Manhattan District Attorney’s Office formally indicted Scores strip club owners Richard Goldring and Harvey Osher on tax evasion charges Tuesday.

Goldring and Osher pleaded not guilty to diverting $3.1 million in revenue from the pair’s two Manhattan strip clubs into shell companies as part of an effort to avoid paying taxes, the New York Post reported today.

Goldring and Osher were arrested Tuesday along with Osher’s niece 25-year-old niece, Cheryl who served as his bookkeeper and was accused of serving as president of one of the shell companies.

Osher’s attorney George Weinbaum told The New York Daily News that his client did nothing wrong and was relying on advice from “accounting professionals.”

According to the indictment, Scores CEO Goldring, 36, and club Manager Osher, 38, were accused of “flagrant” tax evasion by funneling club revenue into three dummy companies that were fronting as consulting firms. The tow men allegedly used the money to pay for personal items such as a new Mercedes Benz automobile and an estimated $185,000 for Goldring’s $2.2 million mansion he is building.

Manhattan District Attorney Robert Morgenthau told the Post that the two shell companies paid no taxes last year, claiming they had more deductions than income.

Morgenthau added that there are four separate investigations underway on the matter antd that the latest findings may be just the tip of the iceberg.
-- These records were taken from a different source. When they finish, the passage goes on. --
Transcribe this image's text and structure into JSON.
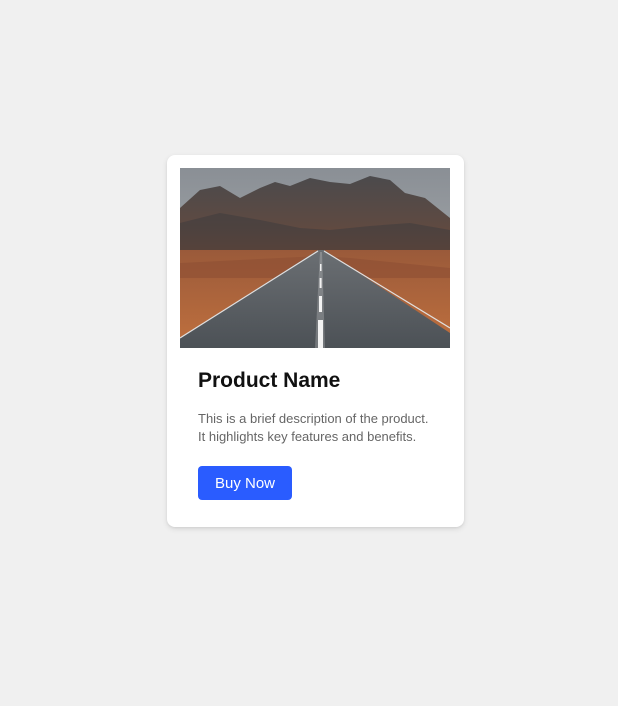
{
  "product": {
    "name": "Product Name",
    "description_lines": [
      "This is a brief description of the product.",
      "It highlights key features and benefits."
    ],
    "buy_label": "Buy Now"
  },
  "colors": {
    "page_background": "#f0f0f0",
    "card_background": "#ffffff",
    "accent": "#2a5cff",
    "title_text": "#111111",
    "description_text": "#666666"
  }
}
The Scores Holding Company, which is publicly traded on the Over the Counter Bulletin Board, is also under investigation to determine whether its financial disclosures are correct. The company licenses Scores franchises around the country.

The company was trading 1 cent a share following the arrests. Its 52-week high was 3 cents a share reached on March 3. Its 52-week low was 1 cent a share previously reached on Aug. 25.

Prosecutors are also investigating the use of the clubs’ Diamond Dollars or scrip customers use in exchange for money to pay topless dancers as well as allegations of overcharging of customers.

“There were a lot of corporate people who spent a lot of money at Scores, and this got a lot of attention,” Morgenthau told the newspaper.

Last year, New York newspapers reported that Robert McCormick, then CEO of St. Louis-based Savvis Communications, complained to authorities about receiving a $241,000 bill for lap dances and drinks at the club. He said he had only spent $20,000 there, but was later fired over the flap.

Goldring said that the clubs, located in Manhattan’s East and West sides, would continue to operate as usual. The clubs have attracted many celebrities in recent years, such as Lindsay Lohan, Russell Crowe and Howard Stern.

If convicted, the two men face up to four years in prison and up $400,000 in fines.

Goldring and Osher’s niece were freed on their own recognizance after being booked. Osher, who was on parole stemming from a 2001 money laundering conviction, was released after posting $10,000 bail.